Wednesday, May 11, 2005

Funerals - more for the living than the dead?

Having seen a few funerals recently it got me thinking about the purpose of it all… Why all the elaborate ceremonies for the body of the deceased? Yes, we honour the people, what they have done, remember their good deeds etc. For sure! But many also believe that the soul has left for a better place, or heaven or whatever you call it depending on your religion. So what about the corporeal body? Many believe that it is simply a receptacle for the soul which is why some do not have any qualms about incinerating it when a person dies. Well, here is my view…

Firstly, I just think that it is natural for people to want to cling onto something tangible, something more tangible than a memory. Something they can touch. Even if you believe the soul has “moved on” we need an urn, or the ashes, or a casket, or a tombstone to help in the memory of a person. It helps emotionally as the person we knew, we always knew in the flesh, not as a spirit! So even if logically, we know that when we go to the gravesite there really is nothing much there but (sad to say) deteriorating flesh, it helps us in the mourning and grieving process.

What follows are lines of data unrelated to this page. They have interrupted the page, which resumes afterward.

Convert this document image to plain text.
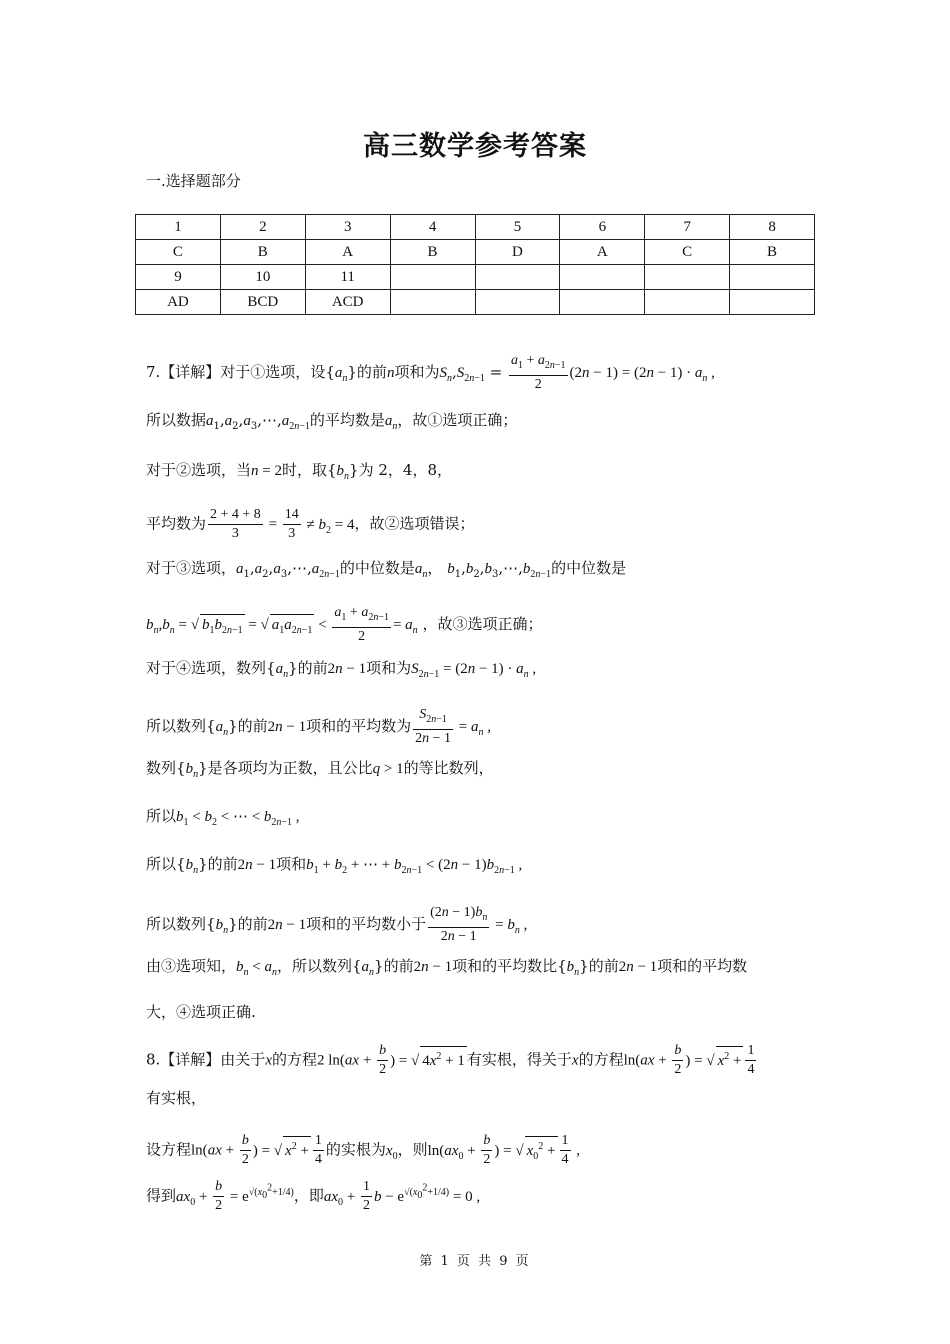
高三数学参考答案
一.选择题部分
1	2	3	4	5	6	7	8
C	B	A	B	D	A	C	B
9	10	11					
AD	BCD	ACD					
7.【详解】对于①选项，设$\{a_n\}$的前n项和为$S_n,S_{2n-1} = \frac{a_1 + a_{2n-1}}{2} (2n - 1) = (2n - 1) \cdot a_n$ ,
所以数据$a_1,a_2,a_3,\cdots,a_{2n-1}$的平均数是$a_n$，故①选项正确；
对于②选项，当n = 2时，取$\{b_n\}$为 2，4，8，
平均数为 $\frac{2 + 4 + 8}{3} = \frac{14}{3} \ne b_2 = 4$，故②选项错误；
对于③选项，$a_1,a_2,a_3,\cdots,a_{2n-1}$的中位数是$a_n$， $b_1,b_2,b_3,\cdots,b_{2n-1}$的中位数是
$b_n,b_n$ = √ $b_1b_{2n-1}$ = √ $a_1a_{2n-1} < \frac{a_1 + a_{2n-1}}{2} = a_n$ ，故③选项正确；
对于④选项，数列$\{a_n\}$的前2n − 1项和为$S_{2n-1} = (2n - 1) \cdot a_n$ ,
所以数列$\{a_n\}$的前2n − 1项和的平均数为 $\frac{S_{2n-1}}{2n - 1} = a_n$ ,
数列$\{b_n\}$是各项均为正数，且公比q > 1的等比数列，
所以$b_1 < b_2$ < ⋯ < $b_{2n-1}$ ,
所以$\{b_n\}$的前2n − 1项和$b_1 + b_2$ + ⋯ + $b_{2n-1} < (2n - 1)b_{2n-1}$ ,
所以数列$\{b_n\}$的前2n − 1项和的平均数小于 $\frac{(2n - 1)b_n}{2n - 1} = b_n$ ,
由③选项知，$b_n < a_n$，所以数列$\{a_n\}$的前2n − 1项和的平均数比$\{b_n\}$的前2n − 1项和的平均数
大，④选项正确.
8.【详解】由关于x的方程2 $\ln(ax + \frac{b}{2}$ ) = √ $4x^2 + 1$ 有实根，得关于x的方程$\ln(ax + \frac{b}{2}$ ) = √ $x^2 + \frac{1}{4}$
有实根，
设方程$\ln(ax + \frac{b}{2}$ ) = √ $x^2 + \frac{1}{4}$ 的实根为$x_0$，则$\ln(ax_0 + \frac{b}{2}$ ) = √ $x_0^2 + \frac{1}{4}$ ,
得到$ax_0 + \frac{b}{2} = e^{√(x_0^2+1/4)}$，即$ax_0 + \frac{1}{2}$ $b - e^{√(x_0^2+1/4)} = 0$ ,
第 1 页 共 9 页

Secondly, people tend to see themselves in the world that surrounds them. For example, a nice, sincere person is likely to think that others are nice and sincere as well (generally speaking of course). A crook would tend to be wary of others since he would think “if it is so easy for me to con others, I had better watch for con-artists myself”. But to return to my point, we tend to “see ourselves” in the dead person’s shoes so to speak. We probably tend to treat the dead with respect as that is how we ultimately wish to be treated ourselves when we go. We all feel comfortable in belonging to a civilised and cultured society where the dead are treated with due honour. The day we depart (no pun intended) from this practice is the day we begin to feel concerned about our body will be treated after death.

That is why I think funerals, if you really analysed it, is for us the living, rather than for our dearly departed.